Populisme, socialisme, libéralisme, ou va la gauche ?

Le « nouveau monde » politique est marqué par trois faits majeurs. Premièrement, le rassemblement des libéraux des deux rives au sein du parti présidentiel a consolidé la représentation politique du nouveau « bloc bourgeois ». Celui-ci a décidé de faire sécession quant au financement de l’Etat social et a obtenu gain de cause dans les réformes de la fiscalité et du marché du travail, accomplies dès l’investiture d’Emmanuel Macron en 2017. Cette politique creusera les inégalités sans parvenir à atteindre les objectifs annoncés. Ce rassemblement a amputé la droite de son aile orléaniste. Les courants légitimistes et bonapartistes qui subsistent, au sein ou en dehors de LR, ne reposent plus que sur une base traditionnaliste et restreinte. Le discours de nombre d’entre eux est devenu poreux avec celui de l’extrême droite, en passe de les aspirer pour constituer un bloc néo-conservateur susceptible de représenter une alternative au Macronisme. Ceci constitue le deuxième fait majeur. Troisièmement, symétriquement à la décomposition de la droite, la gauche a volé en éclat suite au ralliement de l’aile droite du PS à la Macronie et au départ de la majorité de son aile gauche. Le PS, réduit à portion congrue, continue d’être écartelé entre deux lignes entre lesquelles il n’entend pas, pour l’heure, trancher. EELV a siphonné les déçus du PS qui s’étaient tournés lors de la présidentielle vers un Jean-Luc Mélenchon désormais démonétisé.
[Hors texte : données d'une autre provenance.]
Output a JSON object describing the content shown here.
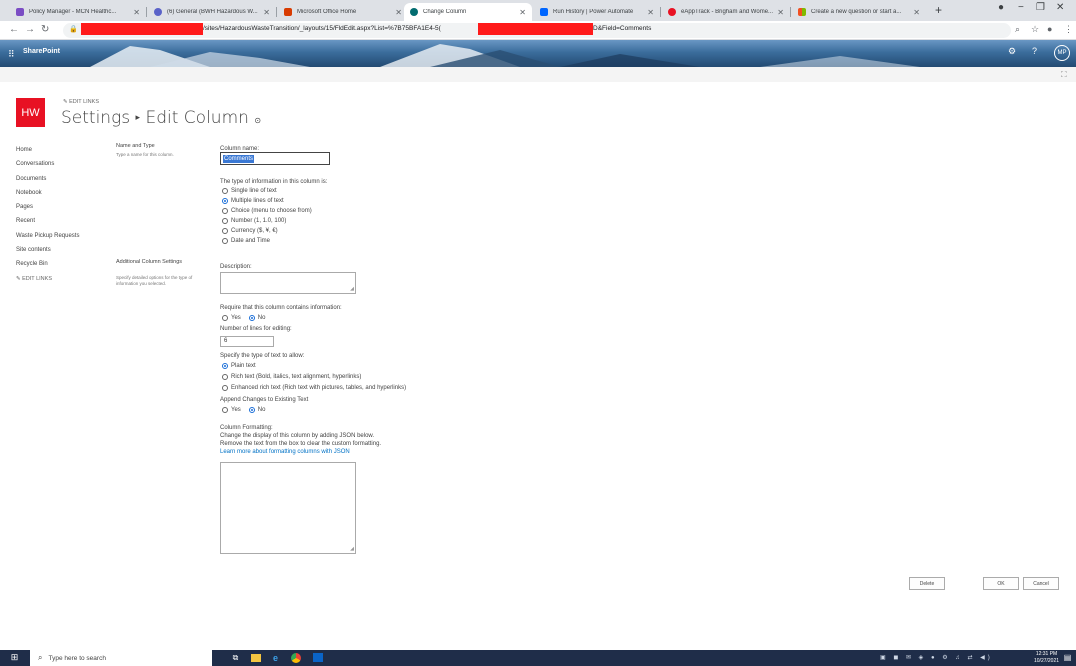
{
  "browser": {
    "tabs": [
      {
        "label": "Policy Manager - MCN Healthc...",
        "color": "#7b4dc4"
      },
      {
        "label": "(6) General (BWH Hazardous W...",
        "color": "#5a62c8"
      },
      {
        "label": "Microsoft Office Home",
        "color": "#d83b01"
      },
      {
        "label": "Change Column",
        "color": "#036c70"
      },
      {
        "label": "Run History | Power Automate",
        "color": "#0066ff"
      },
      {
        "label": "eAppTrack - Brigham and Wome...",
        "color": "#e81123"
      },
      {
        "label": "Create a new question or start a...",
        "color": "#f25022"
      }
    ],
    "url_part1": "/sites/HazardousWasteTransition/_layouts/15/FldEdit.aspx?List=%7B75BFA1E4-5(",
    "url_part2": "D&Field=Comments"
  },
  "suite": {
    "brand": "SharePoint",
    "user_initials": "MP"
  },
  "site": {
    "logo_text": "HW",
    "edit_links": "EDIT LINKS",
    "title_prefix": "Settings",
    "title_separator": "▸",
    "title_main": "Edit Column"
  },
  "nav": {
    "items": [
      "Home",
      "Conversations",
      "Documents",
      "Notebook",
      "Pages",
      "Recent",
      "Waste Pickup Requests",
      "Site contents",
      "Recycle Bin"
    ],
    "edit_links": "EDIT LINKS"
  },
  "sections": {
    "name_type_title": "Name and Type",
    "name_type_desc": "Type a name for this column.",
    "additional_title": "Additional Column Settings",
    "additional_desc": "Specify detailed options for the type of information you selected."
  },
  "form": {
    "column_name_label": "Column name:",
    "column_name_value": "Comments",
    "type_label": "The type of information in this column is:",
    "type_options": [
      {
        "label": "Single line of text",
        "selected": false
      },
      {
        "label": "Multiple lines of text",
        "selected": true
      },
      {
        "label": "Choice (menu to choose from)",
        "selected": false
      },
      {
        "label": "Number (1, 1.0, 100)",
        "selected": false
      },
      {
        "label": "Currency ($, ¥, €)",
        "selected": false
      },
      {
        "label": "Date and Time",
        "selected": false
      }
    ],
    "description_label": "Description:",
    "require_label": "Require that this column contains information:",
    "yes": "Yes",
    "no": "No",
    "lines_label": "Number of lines for editing:",
    "lines_value": "6",
    "text_type_label": "Specify the type of text to allow:",
    "text_type_options": [
      {
        "label": "Plain text",
        "selected": true
      },
      {
        "label": "Rich text (Bold, italics, text alignment, hyperlinks)",
        "selected": false
      },
      {
        "label": "Enhanced rich text (Rich text with pictures, tables, and hyperlinks)",
        "selected": false
      }
    ],
    "append_label": "Append Changes to Existing Text",
    "formatting_label": "Column Formatting:",
    "formatting_line1": "Change the display of this column by adding JSON below.",
    "formatting_line2": "Remove the text from the box to clear the custom formatting.",
    "formatting_link": "Learn more about formatting columns with JSON"
  },
  "buttons": {
    "delete": "Delete",
    "ok": "OK",
    "cancel": "Cancel"
  },
  "taskbar": {
    "search_placeholder": "Type here to search",
    "time": "12:31 PM",
    "date": "10/27/2021"
  }
}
Dans ce « nouveau monde », les partisans du socialisme et de l’écologie ne sont en aucun cas condamnés au populisme ou à la marginalité. L’hypothèse populiste d’une fédération des « multitudes » aux demandes sociales hétérogènes est d’autant plus fragile que le populisme de droite est bien plus poreux avec la droite légitimiste et avec une fraction non négligeable de la droite bonapartiste, qu’avec les populistes de gauche. Pour autant, déclarer sur tous les tons que le clivage gauche-droite est révolu revient à banaliser plus ou moins consciemment l’émergence d’un front populiste « dans les urnes », dont bénéficierait lors d’un second tour en 2022 la candidate populiste, tellement éloignée des rivages du socialisme, de la démocratie et de l’écologie.

Le retour de la lutte des classes conduira tôt ou tard la gauche à placer de nouveau la résolution de la question sociale au centre d’un programme politique à vocation majoritaire. A l’heure où la montée des inégalités et le réchauffement climatique apparaissent comme étant étroitement liés aux dérives du mode de production capitaliste, une alternative éco-socialiste au « progressisme » est en effet susceptible d’être portée par la majorité des salariés qui, au-delà de leur diversité, forment 90% de la population active. Dans le climat social qui se tend, ils sont plus que jamais en quête d’un sens à leur travail et à leur vie et sont porteurs de revendications sociales et écologiques. Loin d’avoir été sanctionnée pour être restée crispée sur la question sociale qu’elle a au contraire maltraitée, la gauche pourrait renaître majoritairement autour d’un tel programme. C’est pourquoi l’organisation d’un nouveau « congrès d’Epinay », prenant la forme d’un rassemblement de toutes les forces attachées au socialisme et à l’écologie se révélera tôt ou tard une nécessité.

Liem Hoang Ngoc, Economiste, ancien député européen, maître de conférences à l’Université de Paris.